# Breeding a dairy Kinder



## pmckracken (Dec 22, 2012)

I was drawn to the Kinders (Nubian/Pygmy cross) because I have seen some pretty amazing milkers on rugged frames. I had Nubians but they were too fragile for the winters here in the Pocono Mountains. I tried to pick a Pygmy with larger teats for my cross being as they are primarily a meat goat. Never milked a Pygmy in my life haha! This is what I settled on for my doe. The Buck was a purebred Nubian who we lost to Coyotes unfortunately. I know he came from good milkers. He was Brown and white spotted and was the Alpha male of my herd. This is the only pic I could find of him. The third pic is the resulting 1st gen kids (both does). Hope I made the right choice on the doe..


----------



## Di (Jan 29, 2008)

Well, Congrats on the twin does! I think they are very pretty. I would have guessed that the cross should go the other way...Pygmy buck, Nubian doe...I'm glad your experiment went well. I had that happen here as an accident...I got triplet girls from my Nigerian doe and Cashmere buck...so maybe we can stop "freaking out" when we have a "buck breakout". I guess we are keeping the last triplet...Hubby wants to keep her. So, I will be trying that cross as a milker...we'll see.

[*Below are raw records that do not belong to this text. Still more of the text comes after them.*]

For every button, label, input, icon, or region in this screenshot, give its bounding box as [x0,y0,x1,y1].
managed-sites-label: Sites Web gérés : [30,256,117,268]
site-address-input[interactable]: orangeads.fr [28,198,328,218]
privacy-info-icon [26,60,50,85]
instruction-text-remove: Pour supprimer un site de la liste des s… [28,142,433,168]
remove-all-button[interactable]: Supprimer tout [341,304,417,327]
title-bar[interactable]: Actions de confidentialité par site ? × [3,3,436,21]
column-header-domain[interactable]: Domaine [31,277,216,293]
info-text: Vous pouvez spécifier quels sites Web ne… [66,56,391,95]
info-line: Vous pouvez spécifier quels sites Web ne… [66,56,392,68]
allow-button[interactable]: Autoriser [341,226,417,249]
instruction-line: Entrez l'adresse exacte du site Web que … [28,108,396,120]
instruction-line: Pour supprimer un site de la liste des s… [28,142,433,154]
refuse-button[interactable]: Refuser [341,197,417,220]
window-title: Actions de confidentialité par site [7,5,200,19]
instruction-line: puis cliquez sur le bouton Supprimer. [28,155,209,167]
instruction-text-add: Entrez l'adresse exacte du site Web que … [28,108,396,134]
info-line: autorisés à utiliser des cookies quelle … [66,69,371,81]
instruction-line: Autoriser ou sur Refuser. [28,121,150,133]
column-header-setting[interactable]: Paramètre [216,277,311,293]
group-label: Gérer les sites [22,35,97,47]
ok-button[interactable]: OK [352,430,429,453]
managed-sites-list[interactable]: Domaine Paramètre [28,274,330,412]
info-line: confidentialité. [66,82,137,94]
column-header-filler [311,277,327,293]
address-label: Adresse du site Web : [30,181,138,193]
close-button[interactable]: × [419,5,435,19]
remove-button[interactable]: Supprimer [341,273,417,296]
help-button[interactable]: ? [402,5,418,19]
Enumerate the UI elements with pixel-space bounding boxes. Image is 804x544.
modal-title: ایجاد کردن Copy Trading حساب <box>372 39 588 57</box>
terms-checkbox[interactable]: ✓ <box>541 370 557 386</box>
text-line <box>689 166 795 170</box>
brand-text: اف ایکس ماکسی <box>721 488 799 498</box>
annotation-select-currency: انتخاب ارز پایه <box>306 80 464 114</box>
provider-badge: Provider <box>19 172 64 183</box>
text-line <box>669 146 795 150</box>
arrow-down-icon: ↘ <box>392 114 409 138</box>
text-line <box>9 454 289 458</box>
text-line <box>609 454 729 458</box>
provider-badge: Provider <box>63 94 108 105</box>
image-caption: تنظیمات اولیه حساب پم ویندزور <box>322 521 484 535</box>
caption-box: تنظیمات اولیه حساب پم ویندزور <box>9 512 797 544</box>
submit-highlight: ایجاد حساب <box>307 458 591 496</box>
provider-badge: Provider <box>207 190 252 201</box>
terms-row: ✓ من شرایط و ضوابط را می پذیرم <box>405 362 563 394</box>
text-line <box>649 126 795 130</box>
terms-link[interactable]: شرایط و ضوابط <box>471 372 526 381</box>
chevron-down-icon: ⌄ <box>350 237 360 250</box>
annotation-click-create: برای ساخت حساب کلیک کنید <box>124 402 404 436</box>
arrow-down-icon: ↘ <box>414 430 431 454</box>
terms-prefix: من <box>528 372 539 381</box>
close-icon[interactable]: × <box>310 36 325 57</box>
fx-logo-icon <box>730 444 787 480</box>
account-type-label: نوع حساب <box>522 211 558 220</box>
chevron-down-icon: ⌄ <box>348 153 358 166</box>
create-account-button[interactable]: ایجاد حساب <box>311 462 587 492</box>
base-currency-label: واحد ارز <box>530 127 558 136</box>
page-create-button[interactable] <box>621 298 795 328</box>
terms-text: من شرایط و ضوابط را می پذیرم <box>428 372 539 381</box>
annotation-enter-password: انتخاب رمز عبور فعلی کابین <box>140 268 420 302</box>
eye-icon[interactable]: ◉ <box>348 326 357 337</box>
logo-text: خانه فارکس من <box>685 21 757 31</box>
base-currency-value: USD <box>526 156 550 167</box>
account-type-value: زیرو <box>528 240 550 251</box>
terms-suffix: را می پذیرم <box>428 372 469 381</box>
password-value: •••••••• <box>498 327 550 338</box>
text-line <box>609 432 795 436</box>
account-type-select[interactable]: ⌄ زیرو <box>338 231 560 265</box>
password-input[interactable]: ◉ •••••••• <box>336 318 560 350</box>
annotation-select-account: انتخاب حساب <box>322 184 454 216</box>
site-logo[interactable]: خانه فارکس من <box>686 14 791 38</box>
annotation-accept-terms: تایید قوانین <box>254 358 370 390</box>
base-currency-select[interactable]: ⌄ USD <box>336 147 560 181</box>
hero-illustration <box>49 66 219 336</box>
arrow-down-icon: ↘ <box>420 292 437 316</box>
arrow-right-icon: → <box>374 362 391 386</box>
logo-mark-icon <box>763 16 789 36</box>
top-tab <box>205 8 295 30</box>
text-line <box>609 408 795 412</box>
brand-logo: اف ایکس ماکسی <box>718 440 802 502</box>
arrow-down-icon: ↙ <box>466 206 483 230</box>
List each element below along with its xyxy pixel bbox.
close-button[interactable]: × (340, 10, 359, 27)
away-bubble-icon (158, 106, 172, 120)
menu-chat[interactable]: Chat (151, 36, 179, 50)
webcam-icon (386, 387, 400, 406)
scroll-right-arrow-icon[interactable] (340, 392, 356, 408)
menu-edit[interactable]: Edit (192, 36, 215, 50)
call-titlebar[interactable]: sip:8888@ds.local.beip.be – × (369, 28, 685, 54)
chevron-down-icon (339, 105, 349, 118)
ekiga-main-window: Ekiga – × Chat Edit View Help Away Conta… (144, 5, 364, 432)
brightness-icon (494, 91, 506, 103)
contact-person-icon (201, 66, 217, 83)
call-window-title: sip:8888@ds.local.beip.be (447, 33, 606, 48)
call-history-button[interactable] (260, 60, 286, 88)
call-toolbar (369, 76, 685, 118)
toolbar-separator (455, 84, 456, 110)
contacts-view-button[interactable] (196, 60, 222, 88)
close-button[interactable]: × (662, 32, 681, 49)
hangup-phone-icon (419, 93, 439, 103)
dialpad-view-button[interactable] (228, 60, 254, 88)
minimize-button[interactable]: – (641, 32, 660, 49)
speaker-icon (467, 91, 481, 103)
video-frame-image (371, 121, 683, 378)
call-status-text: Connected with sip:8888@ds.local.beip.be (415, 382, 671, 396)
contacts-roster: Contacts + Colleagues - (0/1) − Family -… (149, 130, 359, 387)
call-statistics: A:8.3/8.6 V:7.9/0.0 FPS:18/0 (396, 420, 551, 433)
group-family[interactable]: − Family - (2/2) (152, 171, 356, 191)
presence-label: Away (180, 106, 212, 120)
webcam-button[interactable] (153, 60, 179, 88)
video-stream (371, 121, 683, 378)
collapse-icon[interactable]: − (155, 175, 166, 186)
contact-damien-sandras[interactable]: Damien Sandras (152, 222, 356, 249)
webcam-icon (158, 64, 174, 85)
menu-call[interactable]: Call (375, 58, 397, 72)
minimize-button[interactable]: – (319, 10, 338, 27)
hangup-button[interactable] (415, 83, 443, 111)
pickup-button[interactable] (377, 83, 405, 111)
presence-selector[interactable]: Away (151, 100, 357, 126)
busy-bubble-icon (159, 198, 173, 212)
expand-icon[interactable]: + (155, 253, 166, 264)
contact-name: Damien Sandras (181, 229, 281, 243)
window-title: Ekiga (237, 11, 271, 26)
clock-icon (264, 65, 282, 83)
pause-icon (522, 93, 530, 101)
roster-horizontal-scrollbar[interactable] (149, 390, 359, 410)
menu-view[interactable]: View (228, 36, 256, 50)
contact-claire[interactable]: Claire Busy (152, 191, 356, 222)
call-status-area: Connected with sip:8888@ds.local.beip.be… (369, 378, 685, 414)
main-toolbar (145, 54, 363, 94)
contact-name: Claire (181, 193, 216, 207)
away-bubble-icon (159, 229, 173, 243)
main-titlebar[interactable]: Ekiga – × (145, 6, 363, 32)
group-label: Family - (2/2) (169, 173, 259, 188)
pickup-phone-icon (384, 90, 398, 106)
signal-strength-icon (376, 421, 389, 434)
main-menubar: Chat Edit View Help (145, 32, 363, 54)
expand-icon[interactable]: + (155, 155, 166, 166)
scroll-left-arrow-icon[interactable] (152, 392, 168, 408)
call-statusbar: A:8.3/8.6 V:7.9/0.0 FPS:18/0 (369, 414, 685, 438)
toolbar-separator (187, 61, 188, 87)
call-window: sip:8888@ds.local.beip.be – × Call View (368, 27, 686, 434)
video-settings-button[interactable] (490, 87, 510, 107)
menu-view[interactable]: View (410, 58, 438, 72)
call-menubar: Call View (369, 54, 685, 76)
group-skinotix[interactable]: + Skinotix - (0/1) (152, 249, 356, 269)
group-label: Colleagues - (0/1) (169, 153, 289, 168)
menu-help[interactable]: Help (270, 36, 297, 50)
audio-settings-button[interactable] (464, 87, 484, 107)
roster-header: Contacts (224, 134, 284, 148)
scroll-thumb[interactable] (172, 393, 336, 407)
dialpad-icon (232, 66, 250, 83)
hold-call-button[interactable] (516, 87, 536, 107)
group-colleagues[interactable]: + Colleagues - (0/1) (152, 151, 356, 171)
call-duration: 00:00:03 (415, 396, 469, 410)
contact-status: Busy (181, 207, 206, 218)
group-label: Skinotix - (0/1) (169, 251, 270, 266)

Was that your first "attack" by wild animals? I'm so sorry you lost your buck. I've been pretty lucky here, near Middletown, PA. But, then we aren't in the mountains. Good luck!


----------



## ksalvagno (Oct 6, 2009)

Look like nice goats. Sorry about your buck.


----------



## pmckracken (Dec 22, 2012)

Di said:


> Well, Congrats on the twin does! I think they are very pretty. I would have guessed that the cross should go the other way...Pygmy buck, Nubian doe...I'm glad your experiment went well. I had that happen here as an accident...I got triplet girls from my Nigerian doe and Cashmere buck...so maybe we can stop "freaking out" when we have a "buck breakout". I guess we are keeping the last triplet...Hubby wants to keep her. So, I will be trying that cross as a milker...we'll see.
> 
> Was that your first "attack" by wild animals? I'm so sorry you lost your buck. I've been pretty lucky here, near Middletown, PA. But, then we aren't in the mountains. Good luck!


Well, we lost chickens but we thought our horse would scare them away and I'm pretty sure he did because our Nubian was alive for a day after the attack, so something ran them off. We have a great Pyrenees dog now. 
My Pygmy Doe had the kinder babies in ten minutes, zero complications.


----------



## pmckracken (Dec 22, 2012)

."Hubby wants to keep her. So, I will be trying that cross as a milker...we'll see."

Yeah, who knows could turn out to be a good one. I really enjoy experimenting with cross breeding. I have mostly registered animals but the process of registering is getting on my nerves. I guess it's ok if you have goats as "pets" but I'm interested in production and viability based on measurements and observation, not a piece of paper. Cross breeding has many advantages and enables a more intuitive approach. I wonder if there is a popular farm show dedicated to experimental breeding??


----------



## nancy d (Oct 5, 2007)

Some friends have a pair of kinders they got from oh, the woman who got Kinders recognized. Sorry her name escapes me.
One doe milked through two seasons without being re-bred. Albeight only a pint per milking. This does daughter started showing signs of precocious udder while still open.


----------